Lì mi sento più sicura perché in quel caso ho gli abiti giusti quelli che mi consentono movimenti più adeguati, indosso il casco, non ho né borsa né zaino, e mi sento più libera e sicura. Io, durante la settimana, esco in bicicletta il sabato e la domenica pure e, se posso, anche nei pomeriggi al di fuori del lavoro. Pertanto, percorro circa 150/160 chilometri la settimana: mi fa stare bene perché è un esercizio fisico, aerobico, che aiuta a scaricare le tensioni a livello circolatorio. Io poi sto davvero molto meglio, mi aiuta a scaricare lo stress. Mi accorgo che se non vado in bicicletta da una settimana sono molto più nervosa, più introversa. Andare in bicicletta mi mette il buonumore, sono più allegra, più pacata e anche più riflessiva.
Hai avuto una passione per altri sport, per altre discipline?

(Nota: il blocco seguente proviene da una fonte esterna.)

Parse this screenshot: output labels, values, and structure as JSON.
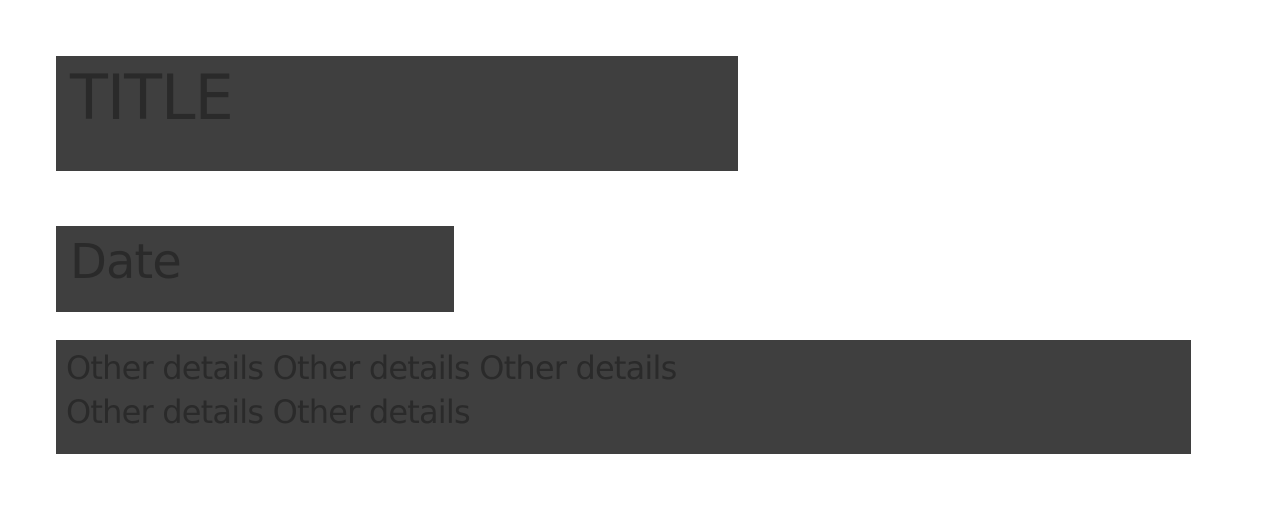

No, sin da bambina nel cortile di casa giravo con una biciclettina con le rotelle, mi ero massacrata l’interno delle caviglie a forza di pedalare. Per me la bicicletta è sempre stato l’unico sport, avrei voluto farla a livello agonistico, ma all’epoca mia madre disse: «No, ho già tuo padre tutto il giorno sulla strada ad allenarsi, non voglio avere una figlia che imbocca questa professione».
Altrimenti l’avresti fatto?
Sì, è qualcosa che ho lì… diciamo che non sono riuscita a realizzarla.
Con rammarico?
Esatto, però poi sono stata contenta. La scena più bella che ti posso raccontare è di qualche anno fa, quando mi sono presentata al campionato italiano degli avvocati a Torino. Non avevo anticipato nulla né a mio padre né a mia madre, ho detto loro: «Oggi vado a fare un giro in bicicletta». Sono partita con un mio amico e sono arrivata a Torino. Il mio amico mi ha aiutata a montare la bicicletta, ho preso parte alla manifestazione e l’ho vinta: si passava sul colle di Superga. Era maggio, sono tornata a casa con la mia coppa e la maglia tricolore. Mio padre e mia madre mi hanno guardata allibiti. Lui si è girato verso la mamma: «Te l’avevo detto che dovevamo farla correre».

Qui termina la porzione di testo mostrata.